A similar suit, but limited to special education, was initiated last week by Santa Barbara County's office of education. It seeks state funding for all costs of state-mandated special-education services that go beyond the requirements of federal programs.
School Districts Included
The state, the Sacramento County superintendents believe, breaks its own law by requiring activities it does not pay for. As proof, Mr. Cunningham cited this sentence from the state constitution: "Whenever the legislature or any state agency mandates a new program for a higher level of services on any local government, the state shall provide a subvention of funds to reimburse such local government for the cost of such programs or increased level of services." Mr. Cunningham believes that "any local government" includes school districts.
"We want to put an end to deficit funding," Mr. Cunningham declared. "It's a copout by the state. We believe the legislature is as obligated as anyone else to obey state laws."
Half the districts in the county have already approved their superintendents' plans to go ahead with the suit. Approval by the others is expected by the end of the month, Mr. Cunningham said. Directors of the Sacramento County School Boards Association unanimously adopted a motion backing the suit earlier this month.
"We hope to get county offices of education and school districts throughout the state to join us," Mr. Cunningham said.
"We're all going broke," he continued, "and the legislature mandates programs and then only partially funds them.

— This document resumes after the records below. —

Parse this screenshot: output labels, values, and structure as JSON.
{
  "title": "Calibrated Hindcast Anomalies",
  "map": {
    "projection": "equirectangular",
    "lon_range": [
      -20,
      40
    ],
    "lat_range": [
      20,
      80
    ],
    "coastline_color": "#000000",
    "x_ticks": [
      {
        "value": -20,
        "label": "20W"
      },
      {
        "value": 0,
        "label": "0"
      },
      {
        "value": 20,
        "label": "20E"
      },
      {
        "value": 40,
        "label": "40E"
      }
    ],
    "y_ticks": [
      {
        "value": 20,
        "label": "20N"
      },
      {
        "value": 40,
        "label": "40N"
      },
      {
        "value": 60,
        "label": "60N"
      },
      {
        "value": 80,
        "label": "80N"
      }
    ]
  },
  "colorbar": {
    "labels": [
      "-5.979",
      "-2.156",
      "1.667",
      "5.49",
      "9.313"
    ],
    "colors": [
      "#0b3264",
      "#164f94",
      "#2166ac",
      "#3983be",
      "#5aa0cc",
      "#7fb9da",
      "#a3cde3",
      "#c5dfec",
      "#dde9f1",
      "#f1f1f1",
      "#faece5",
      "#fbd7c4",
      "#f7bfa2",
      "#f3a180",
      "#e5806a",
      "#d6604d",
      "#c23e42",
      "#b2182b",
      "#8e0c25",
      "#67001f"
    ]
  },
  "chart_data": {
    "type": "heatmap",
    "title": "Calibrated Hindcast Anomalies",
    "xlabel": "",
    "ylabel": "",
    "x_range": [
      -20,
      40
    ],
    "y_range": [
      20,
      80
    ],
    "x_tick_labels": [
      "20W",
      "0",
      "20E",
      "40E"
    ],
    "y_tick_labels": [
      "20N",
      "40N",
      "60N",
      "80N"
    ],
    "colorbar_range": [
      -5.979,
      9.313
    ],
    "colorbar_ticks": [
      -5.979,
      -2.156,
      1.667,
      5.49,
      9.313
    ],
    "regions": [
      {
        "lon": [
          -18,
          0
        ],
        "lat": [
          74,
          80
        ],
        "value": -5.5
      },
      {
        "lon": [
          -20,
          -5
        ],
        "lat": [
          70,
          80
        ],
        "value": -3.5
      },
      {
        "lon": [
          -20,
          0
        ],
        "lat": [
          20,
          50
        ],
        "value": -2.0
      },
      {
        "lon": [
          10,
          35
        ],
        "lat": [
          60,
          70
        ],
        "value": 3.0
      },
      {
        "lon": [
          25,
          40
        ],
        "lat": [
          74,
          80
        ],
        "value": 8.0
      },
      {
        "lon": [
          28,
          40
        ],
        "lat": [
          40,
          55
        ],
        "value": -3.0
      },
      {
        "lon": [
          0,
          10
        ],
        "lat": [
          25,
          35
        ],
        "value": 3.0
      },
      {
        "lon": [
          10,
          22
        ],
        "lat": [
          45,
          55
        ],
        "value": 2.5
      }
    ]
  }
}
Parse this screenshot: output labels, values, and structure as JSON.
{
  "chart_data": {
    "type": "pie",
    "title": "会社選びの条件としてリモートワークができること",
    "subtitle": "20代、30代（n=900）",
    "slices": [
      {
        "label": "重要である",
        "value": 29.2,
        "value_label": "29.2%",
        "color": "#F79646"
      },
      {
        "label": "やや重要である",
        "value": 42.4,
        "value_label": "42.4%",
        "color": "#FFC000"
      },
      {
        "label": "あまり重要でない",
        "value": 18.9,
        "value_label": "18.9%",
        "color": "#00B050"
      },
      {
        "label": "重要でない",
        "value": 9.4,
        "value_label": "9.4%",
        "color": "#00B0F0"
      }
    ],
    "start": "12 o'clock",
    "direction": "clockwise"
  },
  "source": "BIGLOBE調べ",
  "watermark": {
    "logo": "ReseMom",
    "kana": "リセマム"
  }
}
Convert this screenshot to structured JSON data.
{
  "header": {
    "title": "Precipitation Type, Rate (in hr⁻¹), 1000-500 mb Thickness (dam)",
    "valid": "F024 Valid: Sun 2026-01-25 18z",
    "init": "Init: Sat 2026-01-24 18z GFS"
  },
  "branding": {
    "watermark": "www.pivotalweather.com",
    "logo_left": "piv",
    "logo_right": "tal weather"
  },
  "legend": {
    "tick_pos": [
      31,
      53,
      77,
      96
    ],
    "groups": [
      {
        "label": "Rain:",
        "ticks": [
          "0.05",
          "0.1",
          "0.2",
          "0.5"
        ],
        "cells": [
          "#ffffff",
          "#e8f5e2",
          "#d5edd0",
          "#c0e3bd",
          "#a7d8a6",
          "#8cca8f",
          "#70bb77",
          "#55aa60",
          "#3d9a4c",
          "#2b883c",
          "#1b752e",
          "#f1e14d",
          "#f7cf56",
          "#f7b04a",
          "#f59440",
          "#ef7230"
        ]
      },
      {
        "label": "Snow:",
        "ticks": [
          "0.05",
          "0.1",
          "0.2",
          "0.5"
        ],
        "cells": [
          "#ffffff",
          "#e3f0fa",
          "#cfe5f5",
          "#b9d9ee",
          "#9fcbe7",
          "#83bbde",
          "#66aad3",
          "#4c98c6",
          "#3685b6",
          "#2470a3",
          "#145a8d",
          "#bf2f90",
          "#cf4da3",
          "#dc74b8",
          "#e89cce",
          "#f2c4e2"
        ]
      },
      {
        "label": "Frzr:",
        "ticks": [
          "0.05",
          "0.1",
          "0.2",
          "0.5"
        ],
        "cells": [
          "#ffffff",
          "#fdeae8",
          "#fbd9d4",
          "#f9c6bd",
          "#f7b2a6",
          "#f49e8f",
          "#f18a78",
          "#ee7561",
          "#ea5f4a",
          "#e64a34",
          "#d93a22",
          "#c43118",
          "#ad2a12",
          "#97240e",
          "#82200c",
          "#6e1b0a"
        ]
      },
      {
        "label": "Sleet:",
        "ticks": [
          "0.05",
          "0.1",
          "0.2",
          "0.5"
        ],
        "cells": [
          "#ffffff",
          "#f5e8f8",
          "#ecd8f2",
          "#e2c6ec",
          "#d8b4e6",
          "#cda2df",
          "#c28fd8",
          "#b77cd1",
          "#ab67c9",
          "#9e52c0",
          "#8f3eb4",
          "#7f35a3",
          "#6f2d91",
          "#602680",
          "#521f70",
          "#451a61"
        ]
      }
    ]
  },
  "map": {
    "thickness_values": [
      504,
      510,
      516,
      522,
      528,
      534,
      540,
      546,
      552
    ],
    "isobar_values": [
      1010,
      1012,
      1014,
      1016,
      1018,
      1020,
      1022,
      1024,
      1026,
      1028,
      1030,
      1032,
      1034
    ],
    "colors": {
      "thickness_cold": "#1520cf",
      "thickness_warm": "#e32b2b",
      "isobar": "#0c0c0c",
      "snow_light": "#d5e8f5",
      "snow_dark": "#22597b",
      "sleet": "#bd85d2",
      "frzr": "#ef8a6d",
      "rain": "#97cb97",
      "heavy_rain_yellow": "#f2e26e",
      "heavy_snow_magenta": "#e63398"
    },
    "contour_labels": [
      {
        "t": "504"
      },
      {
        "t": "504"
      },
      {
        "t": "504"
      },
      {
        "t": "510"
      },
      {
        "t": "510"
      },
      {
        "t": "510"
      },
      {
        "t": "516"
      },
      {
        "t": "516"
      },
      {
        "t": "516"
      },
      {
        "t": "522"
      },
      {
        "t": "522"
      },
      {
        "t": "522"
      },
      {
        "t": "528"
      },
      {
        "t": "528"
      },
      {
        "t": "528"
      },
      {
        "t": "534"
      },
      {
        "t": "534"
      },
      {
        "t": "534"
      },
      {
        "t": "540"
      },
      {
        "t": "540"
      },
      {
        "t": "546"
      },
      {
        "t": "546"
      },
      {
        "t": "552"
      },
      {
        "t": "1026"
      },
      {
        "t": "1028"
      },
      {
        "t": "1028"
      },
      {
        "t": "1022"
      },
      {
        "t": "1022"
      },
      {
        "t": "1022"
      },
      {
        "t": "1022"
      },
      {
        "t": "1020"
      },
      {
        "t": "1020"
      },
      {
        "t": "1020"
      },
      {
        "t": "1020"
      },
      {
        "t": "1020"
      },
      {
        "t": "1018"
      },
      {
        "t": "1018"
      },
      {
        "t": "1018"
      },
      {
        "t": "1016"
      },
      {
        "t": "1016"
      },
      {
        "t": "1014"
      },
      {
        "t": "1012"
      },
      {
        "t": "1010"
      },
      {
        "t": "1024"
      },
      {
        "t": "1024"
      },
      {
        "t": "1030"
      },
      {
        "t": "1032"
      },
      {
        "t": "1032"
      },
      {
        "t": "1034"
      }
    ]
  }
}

As a result, we have to take money from our reserves, and there are no reserves any more."
The Sacramento County superintendent pointed out that "there is an anticipated $52-million statewide deficit this year in funding state-required programs for handicapped children." Special education, he added, is just one of several areas where state funding fails to support state requirements.
"If the state requires activities without funding," he contended, ''the decision to comply or not should be a local option."
A spokesman for the Education Commission of the States in Denver said that the legal attack by Sacramento and Santa Barbara counties against the state's practice of mandating school programs and activities without providing funding to support them may be the first of its kind in the nation.